Его тащили, тянули, рвали за футболку, угрожающе кричали, он как окоченел – уперся руками и ногами. Ему почему-то казалось, что тут его не тронут, не зарежут (испорчу кровью продукты! – мелькнула дурацкая мысль), а когда извлекут, обязательно прикончат. Или посадят на плиту. Это Вику представилось настолько реально, что ему показалось, будто его несчастная задница загорелась. Он даже хлопнул себя рукой, проверяя. Нет, пока не горит.

Тут что-то произошло: тетки и дядька закричали, куда-то побежали.

Вик высунулся: никого. Он вылез и увидел улепетывающих с добычей Петьку и Аньку.

Пора и ему убираться.
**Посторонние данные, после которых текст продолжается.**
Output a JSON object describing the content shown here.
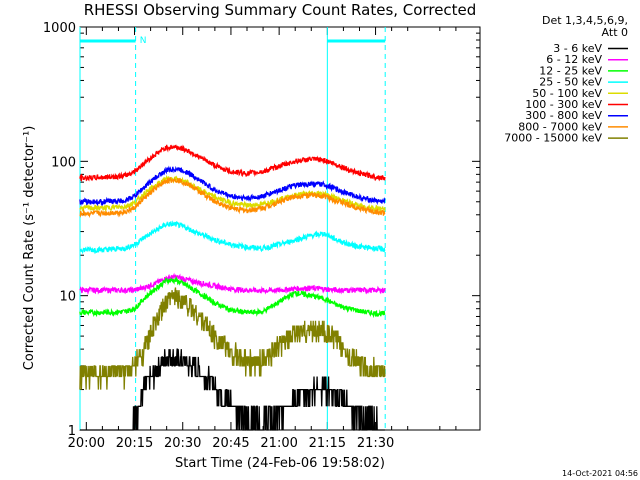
{
  "chart_data": {
    "type": "line",
    "title": "RHESSI Observing Summary Count Rates, Corrected",
    "xlabel": "Start Time (24-Feb-06 19:58:02)",
    "ylabel": "Corrected Count Rate (s⁻¹ detector⁻¹)",
    "x_tick_labels": [
      "20:00",
      "20:15",
      "20:30",
      "20:45",
      "21:00",
      "21:15",
      "21:30"
    ],
    "y_tick_labels": [
      "1",
      "10",
      "100",
      "1000"
    ],
    "y_scale": "log",
    "xlim": [
      "19:58:02",
      "22:02:30"
    ],
    "ylim": [
      1,
      1000
    ],
    "legend_position": "right, outside plot",
    "legend_header": [
      "Det 1,3,4,5,6,9,",
      "Att 0"
    ],
    "series": [
      {
        "name": "3 - 6 keV",
        "color": "#000000",
        "x": [
          "19:58",
          "20:05",
          "20:12",
          "20:15",
          "20:18",
          "20:22",
          "20:25",
          "20:28",
          "20:31",
          "20:35",
          "20:40",
          "20:45",
          "20:50",
          "20:55",
          "21:00",
          "21:05",
          "21:10",
          "21:14",
          "21:18",
          "21:22",
          "21:26",
          "21:30",
          "21:33"
        ],
        "y": [
          1.0,
          1.0,
          1.0,
          1.2,
          2.0,
          2.8,
          3.5,
          3.4,
          3.2,
          2.8,
          2.1,
          1.6,
          1.2,
          1.2,
          1.3,
          1.7,
          2.0,
          2.1,
          1.8,
          1.5,
          1.3,
          1.1,
          1.0
        ]
      },
      {
        "name": "6 - 12 keV",
        "color": "#ff00ff",
        "x": [
          "19:58",
          "20:05",
          "20:12",
          "20:15",
          "20:18",
          "20:22",
          "20:25",
          "20:28",
          "20:31",
          "20:35",
          "20:40",
          "20:45",
          "20:50",
          "20:55",
          "21:00",
          "21:05",
          "21:10",
          "21:14",
          "21:18",
          "21:22",
          "21:26",
          "21:30",
          "21:33"
        ],
        "y": [
          11,
          11,
          11,
          11,
          11.5,
          12.5,
          13.5,
          13.8,
          13.2,
          12.5,
          11.8,
          11.2,
          11,
          10.9,
          11,
          11.3,
          11.4,
          11.2,
          11,
          11,
          11,
          11,
          11
        ]
      },
      {
        "name": "12 - 25 keV",
        "color": "#00ff00",
        "x": [
          "19:58",
          "20:05",
          "20:12",
          "20:15",
          "20:18",
          "20:22",
          "20:25",
          "20:28",
          "20:31",
          "20:35",
          "20:40",
          "20:45",
          "20:50",
          "20:55",
          "21:00",
          "21:05",
          "21:10",
          "21:14",
          "21:18",
          "21:22",
          "21:26",
          "21:30",
          "21:33"
        ],
        "y": [
          7.5,
          7.5,
          7.6,
          8.0,
          9.5,
          11.5,
          13.0,
          13.0,
          12.0,
          10.5,
          8.8,
          7.8,
          7.5,
          7.6,
          9.0,
          10.5,
          10.0,
          9.5,
          8.5,
          8.0,
          7.6,
          7.4,
          7.3
        ]
      },
      {
        "name": "25 - 50 keV",
        "color": "#00ffff",
        "x": [
          "19:58",
          "20:05",
          "20:12",
          "20:15",
          "20:18",
          "20:22",
          "20:25",
          "20:28",
          "20:31",
          "20:35",
          "20:40",
          "20:45",
          "20:50",
          "20:55",
          "21:00",
          "21:05",
          "21:10",
          "21:14",
          "21:18",
          "21:22",
          "21:26",
          "21:30",
          "21:33"
        ],
        "y": [
          22,
          22,
          22.5,
          24,
          27,
          31,
          34,
          34,
          32,
          29,
          26,
          24,
          23,
          22.5,
          24,
          26,
          28,
          29,
          26,
          24,
          23,
          22.5,
          22
        ]
      },
      {
        "name": "50 - 100 keV",
        "color": "#dcdc00",
        "x": [
          "19:58",
          "20:05",
          "20:12",
          "20:15",
          "20:18",
          "20:22",
          "20:25",
          "20:28",
          "20:31",
          "20:35",
          "20:40",
          "20:45",
          "20:50",
          "20:55",
          "21:00",
          "21:05",
          "21:10",
          "21:14",
          "21:18",
          "21:22",
          "21:26",
          "21:30",
          "21:33"
        ],
        "y": [
          45,
          45,
          46,
          49,
          57,
          67,
          74,
          74,
          70,
          62,
          54,
          49,
          47,
          48,
          52,
          56,
          58,
          57,
          53,
          49,
          46,
          45,
          44
        ]
      },
      {
        "name": "100 - 300 keV",
        "color": "#ff0000",
        "x": [
          "19:58",
          "20:05",
          "20:12",
          "20:15",
          "20:18",
          "20:22",
          "20:25",
          "20:28",
          "20:31",
          "20:35",
          "20:40",
          "20:45",
          "20:50",
          "20:55",
          "21:00",
          "21:05",
          "21:10",
          "21:14",
          "21:18",
          "21:22",
          "21:26",
          "21:30",
          "21:33"
        ],
        "y": [
          75,
          76,
          78,
          84,
          97,
          115,
          127,
          128,
          122,
          108,
          93,
          84,
          81,
          84,
          92,
          100,
          104,
          102,
          94,
          86,
          80,
          77,
          75
        ]
      },
      {
        "name": "300 - 800 keV",
        "color": "#0000ff",
        "x": [
          "19:58",
          "20:05",
          "20:12",
          "20:15",
          "20:18",
          "20:22",
          "20:25",
          "20:28",
          "20:31",
          "20:35",
          "20:40",
          "20:45",
          "20:50",
          "20:55",
          "21:00",
          "21:05",
          "21:10",
          "21:14",
          "21:18",
          "21:22",
          "21:26",
          "21:30",
          "21:33"
        ],
        "y": [
          50,
          50,
          51,
          55,
          64,
          77,
          86,
          88,
          84,
          73,
          61,
          55,
          53,
          55,
          61,
          66,
          68,
          67,
          62,
          57,
          53,
          51,
          50
        ]
      },
      {
        "name": "800 - 7000 keV",
        "color": "#ff8c00",
        "x": [
          "19:58",
          "20:05",
          "20:12",
          "20:15",
          "20:18",
          "20:22",
          "20:25",
          "20:28",
          "20:31",
          "20:35",
          "20:40",
          "20:45",
          "20:50",
          "20:55",
          "21:00",
          "21:05",
          "21:10",
          "21:14",
          "21:18",
          "21:22",
          "21:26",
          "21:30",
          "21:33"
        ],
        "y": [
          41,
          41,
          42,
          45,
          53,
          64,
          72,
          73,
          69,
          60,
          50,
          45,
          43,
          45,
          50,
          55,
          56,
          55,
          51,
          47,
          44,
          42,
          41
        ]
      },
      {
        "name": "7000 - 15000 keV",
        "color": "#808000",
        "x": [
          "19:58",
          "20:05",
          "20:12",
          "20:15",
          "20:18",
          "20:22",
          "20:25",
          "20:28",
          "20:31",
          "20:35",
          "20:40",
          "20:45",
          "20:50",
          "20:55",
          "21:00",
          "21:05",
          "21:10",
          "21:14",
          "21:18",
          "21:22",
          "21:26",
          "21:30",
          "21:33"
        ],
        "y": [
          2.6,
          2.6,
          2.7,
          3.0,
          4.0,
          6.5,
          9.0,
          10.0,
          9.0,
          7.0,
          5.0,
          3.8,
          3.2,
          3.3,
          4.2,
          5.2,
          5.6,
          5.5,
          4.6,
          3.6,
          3.0,
          2.8,
          2.7
        ]
      }
    ],
    "annotations": [
      {
        "text": "N",
        "x": "20:16"
      }
    ],
    "timestamp": "14-Oct-2021 04:56"
  }
}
Он пригнулся, побежал вдоль шкафов, увидел дверь, шмыгнул в нее, попал в коридор, а там еще одна дверь, через которую он вырвался наружу, к боковой стороне столовой, где стояли баки для пищевых отходов.

Вик побежал к страбынетам, чувствуя, как сердце бешено колотится.

Но его беспокоило не это.

Он представлял, какими презрительными насмешками сейчас его встретят: спрятался, чуть не провалил задание!

Но его встретили смехом.

Анька, радуясь удаче, рассказывала:

– Гений! Просто гений! Залез в шкаф, надо же было придумать! Они вчетвером его вытащить не могли! Так увлеклись, что мы с Петькой свободно все взяли! Рисковал собой парень, между прочим!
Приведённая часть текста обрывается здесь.